Zero3K commented 6 years ago

Read first: https://requestpolicycontinued.github.io/Contributing

Browser and Add-ons:

RequestPolicy settings: They are all at the default setting.

Steps to reproduce:

  1. Search for something on Google.com
  2. Click a link in the search results page.

What happens?

It asks you if you want to redirect and offers the ability to allow the redirecting of Google.com to the domain that is in the link that was clicked on.

What should happen?

It should offer another option that allows the redirecting of Google.com to any domain when a link in a search results page is clicked on. That or it should recognize when a user clicks on a link in a search page on the popular search engines and allow them by default.

Zero3K commented 6 years ago

I just learned that it already does allow the redirects of Google to other sites when clicking on a link on a search results page. So, you can ignore this issue. I just have one question for now. Should I replace uMatrix with NoScript since I have RequestPolicy Continued installed?
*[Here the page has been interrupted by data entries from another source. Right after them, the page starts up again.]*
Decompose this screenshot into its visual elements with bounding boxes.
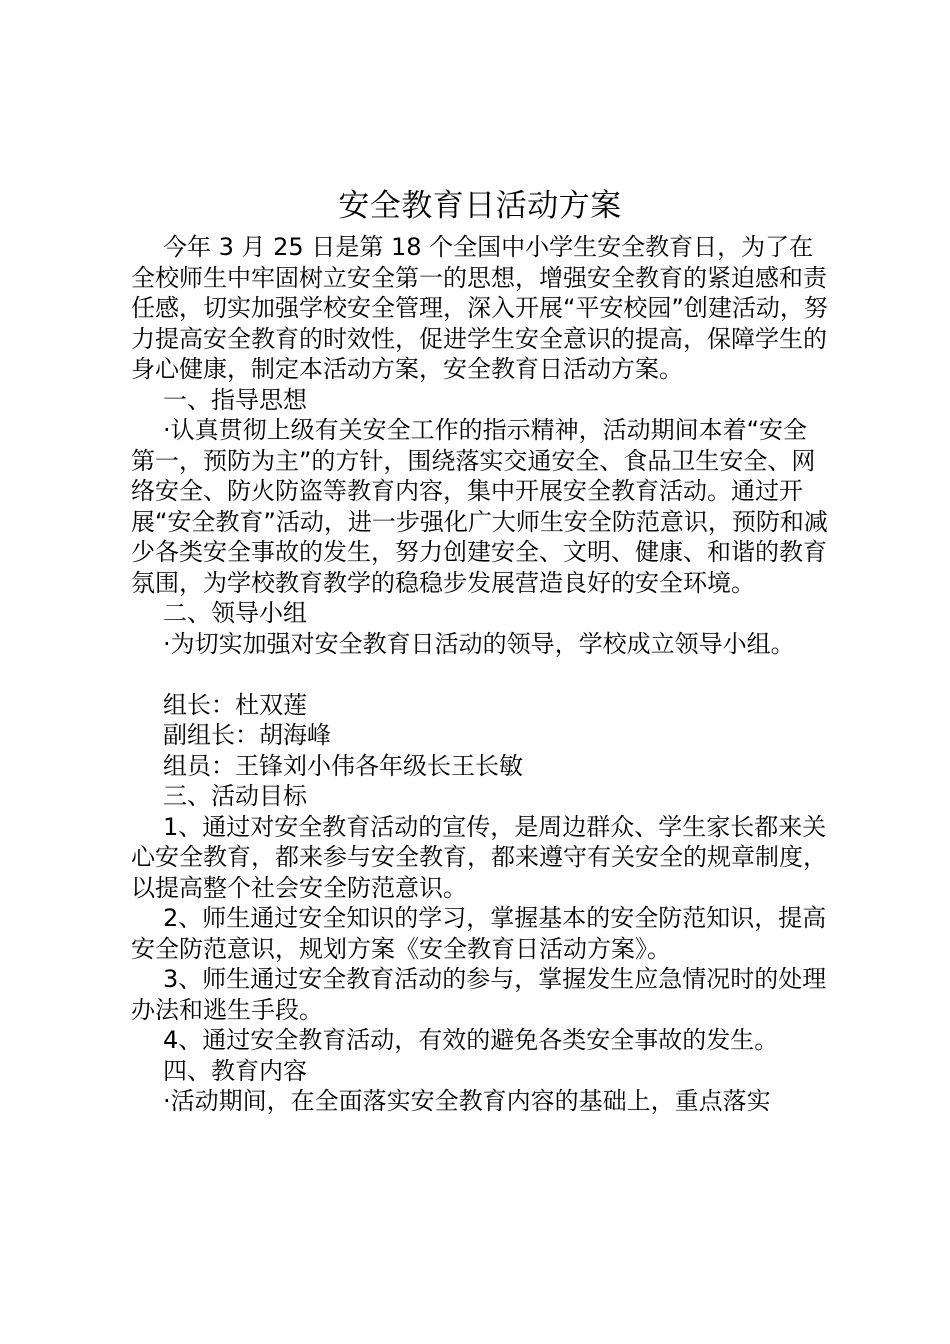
guiding-ideology-paragraph: ·认真贯彻上级有关安全工作的指示精神，活动期间本着“安全第一，预防为主”的方针，围绕落实交通安全、食品卫生安全、网络安全、防火防盗等教育内容，集中开展安全教育活动。通过开展“安全教育”活动，进一步强化广大师生安全防范意识，预防和减少各类安全事故的发生，努力创建安全、文明、健康、和谐的教育氛围，为学校教育教学的稳稳步发展营造良好的安全环境。 <box>131 416 828 597</box>
section-heading-education-content: 四、教育内容 <box>163 1056 307 1085</box>
goal-item-3: 3、师生通过安全教育活动的参与，掌握发生应急情况时的处理办法和逃生手段。 <box>131 965 827 1024</box>
education-content-paragraph: ·活动期间，在全面落实安全教育内容的基础上，重点落实 <box>163 1087 771 1115</box>
blank-line <box>131 659 831 690</box>
group-leader: 组长：杜双莲 <box>163 690 307 719</box>
section-heading-guiding-ideology: 一、指导思想 <box>163 385 307 414</box>
goal-item-2: 2、师生通过安全知识的学习，掌握基本的安全防范知识，提高安全防范意识，规划方案《安全教育日活动方案》。 <box>131 904 827 963</box>
goal-item-4: 4、通过安全教育活动，有效的避免各类安全事故的发生。 <box>163 1026 779 1054</box>
document-title: 安全教育日活动方案 <box>338 188 622 224</box>
section-heading-activity-goals: 三、活动目标 <box>163 782 307 810</box>
intro-paragraph: 今年 3 月 25 日是第 18 个全国中小学生安全教育日，为了在全校师生中牢固树立安全第一的思想，增强安全教育的紧迫感和责任感，切实加强学校安全管理，深入开展“平安校园”创建活动，努力提高安全教育的时效性，促进学生安全意识的提高，保障学生的身心健康，制定本活动方案，安全教育日活动方案。 <box>131 233 828 383</box>
goal-item-1: 1、通过对安全教育活动的宣传，是周边群众、学生家长都来关心安全教育，都来参与安全教育，都来遵守有关安全的规章制度，以提高整个社会安全防范意识。 <box>131 812 827 902</box>
leadership-group-paragraph: ·为切实加强对安全教育日活动的领导，学校成立领导小组。 <box>163 629 795 658</box>
document-body <box>131 232 831 1117</box>
deputy-group-leader: 副组长：胡海峰 <box>163 721 331 749</box>
group-members: 组员：王锋刘小伟各年级长王长敏 <box>163 751 523 780</box>
section-heading-leadership-group: 二、领导小组 <box>163 599 307 627</box>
myrdd commented 6 years ago

So, you can ignore this issue.

okay, I'll close it

Should I replace uMatrix with NoScript since I have RequestPolicy Continued installed?

For security, it's a good idea to install NoScript, but of course not necessary. uMatrix is more like RPC than like NoScript. It's also not necessary to disable uMatrix, because you can use uM and RPC at the same time; however, you might want to set uM or RPC (or both) in default-allow mode to avoid double effort when getting websites to work.